Reputation: 63
I have been using the Chromium Google Speech API and switched over to using the Google Cloud Speech API recently. Ever since the Google cloud speech API got announced, the performance seems to have degraded in terms of the accuracy of recognition. Also I see that there are more and more "empty results" coming back for audio streamed.
I stream audio simultaneously to multiple different services and Google Cloud Speech API is returning empty result while some of the other services are returning transcribed text. Makes me wonder if there is anything changed in the way the Chromium Speech API and the Google Cloud Speech API work?
I validated the audio for proper headers and validated that I am streaming audio to Google.
Is anyone experiencing that Google sometimes (more like majority of the time) returning empty result?
Upvotes: 6
Views: 3543
Reputation: 11
I also have same problem that Google Speech API returned empty result. I used FFmpgeg to convert my audio file to LINEAR16. For installation this tool I used Homebrew:
brew install ffmpeg
For converting my audio file to LINEAR16 I used this command:
ffmpeg -i input.flac -f s16le -acodec pcm_s16le output.raw
And after I loaded it to my Google stogage: https://console.cloud.google.com/storage/browser/
Here is my JSON file with config for making request:
{
'config': {
'encoding':'LINEAR16',
'sampleRate': 16000,
'languageCode': 'en-US'
},
'audio': {
'uri':'gs://your-bucket-name/output.raw'
}
}
For files more than 1 minute you need to use Asyncrecognize method:
curl -s -k -H "Content-Type: application/json" \
-H "Authorization: Bearer [YOUR-KEY]" \
https://speech.googleapis.com/v1beta1/speech:asyncrecognize \
-d @sync-request.json
it will return operation id. You can check if it's ready by get operation result:
curl -s -k -H "Content-Type: application/json" \
-H "Authorization: Bearer " [YOUR-KEY]\
https://speech.googleapis.com/v1beta1/operations/[OPERATION-ID]
Upvotes: 1
Reputation: 1108
I was also receiving empty responses but eventually got results by encoding with different settings.

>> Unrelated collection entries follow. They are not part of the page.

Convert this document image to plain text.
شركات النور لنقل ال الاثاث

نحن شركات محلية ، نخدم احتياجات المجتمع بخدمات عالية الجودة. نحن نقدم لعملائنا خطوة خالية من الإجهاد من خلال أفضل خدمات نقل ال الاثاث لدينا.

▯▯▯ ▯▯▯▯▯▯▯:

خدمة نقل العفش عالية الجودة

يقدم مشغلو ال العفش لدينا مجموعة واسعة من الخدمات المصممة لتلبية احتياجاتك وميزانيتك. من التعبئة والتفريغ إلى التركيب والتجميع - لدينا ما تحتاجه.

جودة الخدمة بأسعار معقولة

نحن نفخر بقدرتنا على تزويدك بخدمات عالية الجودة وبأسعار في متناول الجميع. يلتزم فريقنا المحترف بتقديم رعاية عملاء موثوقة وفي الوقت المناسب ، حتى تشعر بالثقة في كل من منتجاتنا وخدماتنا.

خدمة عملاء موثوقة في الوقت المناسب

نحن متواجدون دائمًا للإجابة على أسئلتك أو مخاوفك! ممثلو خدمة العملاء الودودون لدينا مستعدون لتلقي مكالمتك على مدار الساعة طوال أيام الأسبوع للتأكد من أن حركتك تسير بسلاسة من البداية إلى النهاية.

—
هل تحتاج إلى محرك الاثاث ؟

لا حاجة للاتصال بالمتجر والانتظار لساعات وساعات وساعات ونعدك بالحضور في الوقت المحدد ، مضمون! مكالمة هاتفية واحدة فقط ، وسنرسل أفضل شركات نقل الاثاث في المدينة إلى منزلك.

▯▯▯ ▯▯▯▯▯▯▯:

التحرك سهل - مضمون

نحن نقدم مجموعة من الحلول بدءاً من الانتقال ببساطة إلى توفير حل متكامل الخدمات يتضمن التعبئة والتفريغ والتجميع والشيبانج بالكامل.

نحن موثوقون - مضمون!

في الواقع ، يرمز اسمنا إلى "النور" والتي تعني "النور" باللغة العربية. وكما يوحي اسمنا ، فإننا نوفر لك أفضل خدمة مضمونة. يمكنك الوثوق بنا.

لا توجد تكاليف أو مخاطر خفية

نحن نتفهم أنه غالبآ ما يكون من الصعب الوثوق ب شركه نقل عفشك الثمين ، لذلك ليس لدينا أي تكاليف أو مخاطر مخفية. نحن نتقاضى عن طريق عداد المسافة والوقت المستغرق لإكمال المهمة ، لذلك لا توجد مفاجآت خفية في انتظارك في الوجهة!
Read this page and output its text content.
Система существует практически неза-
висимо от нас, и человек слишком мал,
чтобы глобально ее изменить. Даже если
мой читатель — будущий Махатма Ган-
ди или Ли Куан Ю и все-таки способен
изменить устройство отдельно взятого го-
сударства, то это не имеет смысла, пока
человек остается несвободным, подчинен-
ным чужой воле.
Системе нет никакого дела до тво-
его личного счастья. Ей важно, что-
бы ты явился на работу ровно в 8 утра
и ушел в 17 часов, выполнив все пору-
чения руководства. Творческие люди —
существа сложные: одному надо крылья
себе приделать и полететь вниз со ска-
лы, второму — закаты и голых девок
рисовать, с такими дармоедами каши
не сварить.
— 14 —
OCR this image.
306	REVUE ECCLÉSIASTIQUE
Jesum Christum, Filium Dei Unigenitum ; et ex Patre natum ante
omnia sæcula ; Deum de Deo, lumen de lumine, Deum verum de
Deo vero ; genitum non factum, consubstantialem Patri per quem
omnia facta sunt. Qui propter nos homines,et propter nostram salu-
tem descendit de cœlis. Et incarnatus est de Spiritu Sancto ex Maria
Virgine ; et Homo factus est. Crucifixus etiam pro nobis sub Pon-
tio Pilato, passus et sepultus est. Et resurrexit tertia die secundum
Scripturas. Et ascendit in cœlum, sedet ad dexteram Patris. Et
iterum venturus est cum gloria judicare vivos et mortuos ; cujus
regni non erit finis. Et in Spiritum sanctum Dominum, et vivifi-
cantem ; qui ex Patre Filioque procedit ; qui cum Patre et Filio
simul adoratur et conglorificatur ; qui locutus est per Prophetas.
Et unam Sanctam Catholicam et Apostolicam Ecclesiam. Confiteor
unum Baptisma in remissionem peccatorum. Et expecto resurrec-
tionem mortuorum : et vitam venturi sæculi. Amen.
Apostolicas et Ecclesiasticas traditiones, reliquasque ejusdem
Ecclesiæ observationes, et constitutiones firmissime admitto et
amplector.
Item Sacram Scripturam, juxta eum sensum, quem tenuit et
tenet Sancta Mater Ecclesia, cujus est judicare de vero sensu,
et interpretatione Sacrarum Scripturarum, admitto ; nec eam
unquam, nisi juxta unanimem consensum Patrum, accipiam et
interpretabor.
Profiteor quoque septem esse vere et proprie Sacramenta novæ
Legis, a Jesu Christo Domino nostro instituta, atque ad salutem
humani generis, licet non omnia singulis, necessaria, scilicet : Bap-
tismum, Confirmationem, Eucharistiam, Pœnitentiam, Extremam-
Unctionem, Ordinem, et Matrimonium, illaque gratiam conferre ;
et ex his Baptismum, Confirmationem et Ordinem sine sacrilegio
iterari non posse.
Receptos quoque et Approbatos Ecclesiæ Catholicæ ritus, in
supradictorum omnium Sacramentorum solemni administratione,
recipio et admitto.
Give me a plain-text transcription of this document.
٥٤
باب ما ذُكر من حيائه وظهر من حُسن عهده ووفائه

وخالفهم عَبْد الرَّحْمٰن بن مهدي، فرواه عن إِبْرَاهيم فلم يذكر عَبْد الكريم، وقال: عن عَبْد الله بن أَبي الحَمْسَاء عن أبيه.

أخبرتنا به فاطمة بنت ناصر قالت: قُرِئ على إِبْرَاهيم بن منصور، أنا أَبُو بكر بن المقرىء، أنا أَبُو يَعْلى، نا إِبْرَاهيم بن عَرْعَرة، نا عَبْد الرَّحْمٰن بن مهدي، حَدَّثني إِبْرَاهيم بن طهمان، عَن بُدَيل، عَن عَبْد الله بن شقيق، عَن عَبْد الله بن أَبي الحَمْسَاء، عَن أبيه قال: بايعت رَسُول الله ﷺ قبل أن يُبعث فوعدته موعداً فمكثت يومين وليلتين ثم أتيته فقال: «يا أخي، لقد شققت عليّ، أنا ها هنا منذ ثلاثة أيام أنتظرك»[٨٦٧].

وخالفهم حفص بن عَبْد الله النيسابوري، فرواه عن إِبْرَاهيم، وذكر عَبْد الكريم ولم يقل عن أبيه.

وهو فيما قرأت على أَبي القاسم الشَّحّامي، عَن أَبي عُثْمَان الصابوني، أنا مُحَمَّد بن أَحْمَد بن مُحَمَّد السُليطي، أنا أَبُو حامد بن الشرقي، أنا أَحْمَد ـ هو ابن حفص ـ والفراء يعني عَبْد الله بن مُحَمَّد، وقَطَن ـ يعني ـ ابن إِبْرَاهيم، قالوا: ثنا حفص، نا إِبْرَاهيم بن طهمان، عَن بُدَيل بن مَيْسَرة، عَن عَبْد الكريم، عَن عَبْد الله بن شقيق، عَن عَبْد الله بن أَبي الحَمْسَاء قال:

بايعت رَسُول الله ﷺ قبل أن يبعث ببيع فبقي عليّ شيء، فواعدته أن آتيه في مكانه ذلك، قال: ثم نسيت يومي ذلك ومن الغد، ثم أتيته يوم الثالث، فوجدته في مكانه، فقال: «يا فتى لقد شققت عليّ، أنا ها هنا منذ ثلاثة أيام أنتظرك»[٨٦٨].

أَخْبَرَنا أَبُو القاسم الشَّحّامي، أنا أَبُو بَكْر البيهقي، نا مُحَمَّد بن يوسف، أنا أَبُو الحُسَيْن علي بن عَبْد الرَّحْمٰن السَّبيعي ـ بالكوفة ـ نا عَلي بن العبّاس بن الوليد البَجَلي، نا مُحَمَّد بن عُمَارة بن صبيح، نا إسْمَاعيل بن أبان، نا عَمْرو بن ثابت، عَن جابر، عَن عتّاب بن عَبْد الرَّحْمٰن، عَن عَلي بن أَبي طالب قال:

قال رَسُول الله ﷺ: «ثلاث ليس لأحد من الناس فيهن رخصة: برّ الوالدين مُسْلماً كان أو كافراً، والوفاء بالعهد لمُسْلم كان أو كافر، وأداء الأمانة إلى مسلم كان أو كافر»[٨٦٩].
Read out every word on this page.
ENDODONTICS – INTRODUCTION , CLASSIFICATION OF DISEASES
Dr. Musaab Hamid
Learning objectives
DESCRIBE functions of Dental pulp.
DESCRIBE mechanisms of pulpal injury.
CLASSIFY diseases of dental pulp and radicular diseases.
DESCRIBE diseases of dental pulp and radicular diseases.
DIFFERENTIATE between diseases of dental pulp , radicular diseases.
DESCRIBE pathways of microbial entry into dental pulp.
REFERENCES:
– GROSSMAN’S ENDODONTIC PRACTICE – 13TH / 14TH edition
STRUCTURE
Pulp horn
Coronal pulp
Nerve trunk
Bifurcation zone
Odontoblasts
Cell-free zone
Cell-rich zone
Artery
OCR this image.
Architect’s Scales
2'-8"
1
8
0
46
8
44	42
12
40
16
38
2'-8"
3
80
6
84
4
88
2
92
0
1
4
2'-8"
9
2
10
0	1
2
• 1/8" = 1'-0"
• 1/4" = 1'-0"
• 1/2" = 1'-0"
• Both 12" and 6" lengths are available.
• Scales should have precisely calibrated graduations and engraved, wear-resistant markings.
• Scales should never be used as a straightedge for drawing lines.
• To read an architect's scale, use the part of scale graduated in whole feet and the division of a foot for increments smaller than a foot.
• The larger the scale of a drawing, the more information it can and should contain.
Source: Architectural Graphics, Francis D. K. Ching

sox async.wav -t raw --channels=1 --bits=16 --rate=16000 --encoding=signed-integer --endian=little async.raw
Upvotes: 1
Reputation: 315
This type of question is more appropriate for Public Issue Tracker as it would require further details in order to reproduce your exact errors. Make sure to fill in this form with the required information or at least with a minimal working example of your code clearly highlighting the problem. For an accurate reproduction, It would be important to provide the sample codes or commands that you executed and which returned the error alongside the configuration files and the URIs(or files) of the audio files you streamed and which returned empty results.
As a matter of fact, there exists known issues with the speech API that is currently in the Beta and so may prevent the transcription from working correctly. In the meantime, You may refer to the following documentation to determine if any of the best practices would apply to your case.
Upvotes: 3